Tesla CEO Elon Musk has predicted that technological advancements will make work optional and money irrelevant by 2035 or 2045.
Speaking at the United States-Saudi Investment Forum in Washington, D.C., last week, Musk compared working in the future to choosing to grow vegetables in one’s backyard or playing sports or video games.
“My prediction is that work will be optional. It’ll be like playing sports or a video game or something like that,” Musk said, according to Fortune. “If you want to work, [it’s] the same way you can go to the store and just buy some vegetables, or you can grow vegetables in your backyard. It’s much harder to grow vegetables in your backyard, and some people still do it because they like growing vegetables.”
Millions of robots, he predicted, will enter the workforce and drive productivity to a level that human labor will no longer be needed for economic output.
One of the greatest worries of today’s workforce has been how to acquire a job in a crowded market and huge layoffs. Per Forbes’ research, economic uncertainties have compelled many workers to adopt survival tactics, from quiet quitting to office frogging to job hugging.
But for Musk, these concerns will be no more in the years to come, adding that money will also not be an issue at all. He said the automated future will look like the post-scarcity world of Iain Banks’s science fiction novels, full of AI beings and a world in which money won’t matter.
“In those books, money doesn’t exist. It’s kind of interesting,” Musk said. “And my guess is, if you go out long enough—assuming there’s a continued improvement in AI and robotics, which seems likely—money will stop being relevant.”
To the Tesla boss, a “universal high income” would support a work-optional world but did not specify how this would happen.
While some have doubted his predictions, others believe they are plausible. Ali Gohar, CHRO at Software Finder, told Forbes, “In 20 years, some high-skill knowledge workers will have the option to stop working thanks to automation and AI-driven software ecosystems. But millions will very likely still rely on work as a necessity. The biggest divide will almost certainly be drawn by those who can afford not to work.”
Gohar explained that many roles are becoming redundant as a result of improvements in low-code platforms, AI copilots and hyper-automated back-end systems.
“Software will offload the dull and repetitive, leaving humans to focus on creativity, strategy and empathy,” he suggested. “For some, that will feel optional.

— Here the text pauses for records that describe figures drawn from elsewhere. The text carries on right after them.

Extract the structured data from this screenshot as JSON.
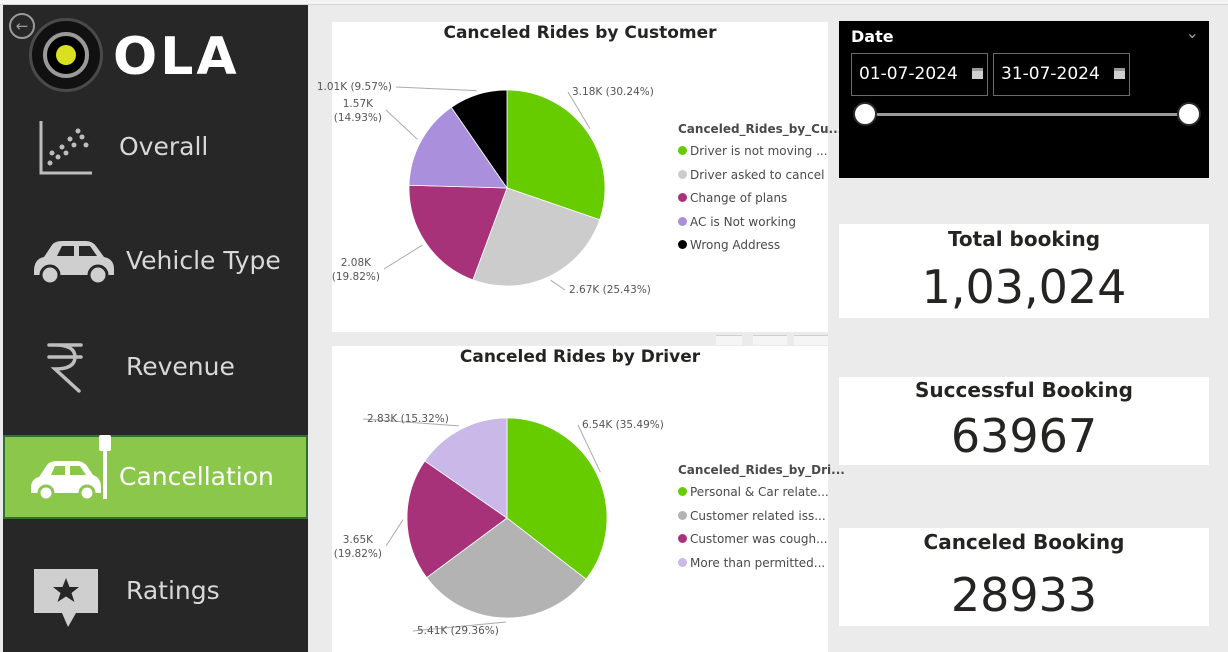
{
  "app": {
    "back_icon": "back-arrow-icon",
    "logo_text": "OLA"
  },
  "sidebar": {
    "items": [
      {
        "label": "Overall",
        "icon": "scatter-chart-icon"
      },
      {
        "label": "Vehicle Type",
        "icon": "car-icon"
      },
      {
        "label": "Revenue",
        "icon": "rupee-icon"
      },
      {
        "label": "Cancellation",
        "icon": "car-crash-icon",
        "active": true
      },
      {
        "label": "Ratings",
        "icon": "star-speech-icon"
      }
    ],
    "active_color": "#8ac74a"
  },
  "date_slicer": {
    "title": "Date",
    "start": "01-07-2024",
    "end": "31-07-2024",
    "range_position": [
      0,
      1
    ]
  },
  "kpis": [
    {
      "title": "Total booking",
      "value": "1,03,024"
    },
    {
      "title": "Successful Booking",
      "value": "63967"
    },
    {
      "title": "Canceled Booking",
      "value": "28933"
    }
  ],
  "chart_data": [
    {
      "type": "pie",
      "title": "Canceled Rides by Customer",
      "legend_title": "Canceled_Rides_by_Cu...",
      "legend_position": "right",
      "slices": [
        {
          "name": "Driver is not moving ...",
          "value": 3.18,
          "percent": 30.24,
          "label": "3.18K (30.24%)",
          "color": "#66cc00"
        },
        {
          "name": "Driver asked to cancel",
          "value": 2.67,
          "percent": 25.43,
          "label": "2.67K (25.43%)",
          "color": "#cccccc"
        },
        {
          "name": "Change of plans",
          "value": 2.08,
          "percent": 19.82,
          "label": "2.08K (19.82%)",
          "color": "#a83279"
        },
        {
          "name": "AC is Not working",
          "value": 1.57,
          "percent": 14.93,
          "label": "1.57K (14.93%)",
          "color": "#a98fdc"
        },
        {
          "name": "Wrong Address",
          "value": 1.01,
          "percent": 9.57,
          "label": "1.01K (9.57%)",
          "color": "#000000"
        }
      ]
    },
    {
      "type": "pie",
      "title": "Canceled Rides by Driver",
      "legend_title": "Canceled_Rides_by_Dri...",
      "legend_position": "right",
      "slices": [
        {
          "name": "Personal & Car relate...",
          "value": 6.54,
          "percent": 35.49,
          "label": "6.54K (35.49%)",
          "color": "#66cc00"
        },
        {
          "name": "Customer related iss...",
          "value": 5.41,
          "percent": 29.36,
          "label": "5.41K (29.36%)",
          "color": "#b3b3b3"
        },
        {
          "name": "Customer was cough...",
          "value": 3.65,
          "percent": 19.82,
          "label": "3.65K (19.82%)",
          "color": "#a83279"
        },
        {
          "name": "More than permitted...",
          "value": 2.83,
          "percent": 15.32,
          "label": "2.83K (15.32%)",
          "color": "#c9b8e8"
        }
      ]
    }
  ]
}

For others, especially those in physical or people-facing roles, technology may transfer the pressure ‘up’ as opposed to ‘off.’”
Musk is already worth an estimated $447 billion, per Bloomberg’s billionaire tracker, with much of his fortune coming from his holdings in Tesla and other companies he controls, including SpaceX and xAI.
Earlier this month, Tesla shareholders voted to support a pay package for Musk that paves the way for him to become the world’s first trillionaire.
At an annual shareholder meeting to approve the package, the South Africa-born billionaire mentioned robots more than his company’s cars, explaining to shareholders that he plans on ramping up production of Tesla’s Optimus robots “faster than anything’s ever been ramped up before in human history.”
Optimus is designed to be an “autonomous humanoid robot” performing “unsafe, repetitive or boring tasks.” Unveiled as a prototype by the company in 2022, it uses the same artificial intelligence (AI) systems as the ones powering Tesla vehicles. Musk has described the robot as significant to the future of his business.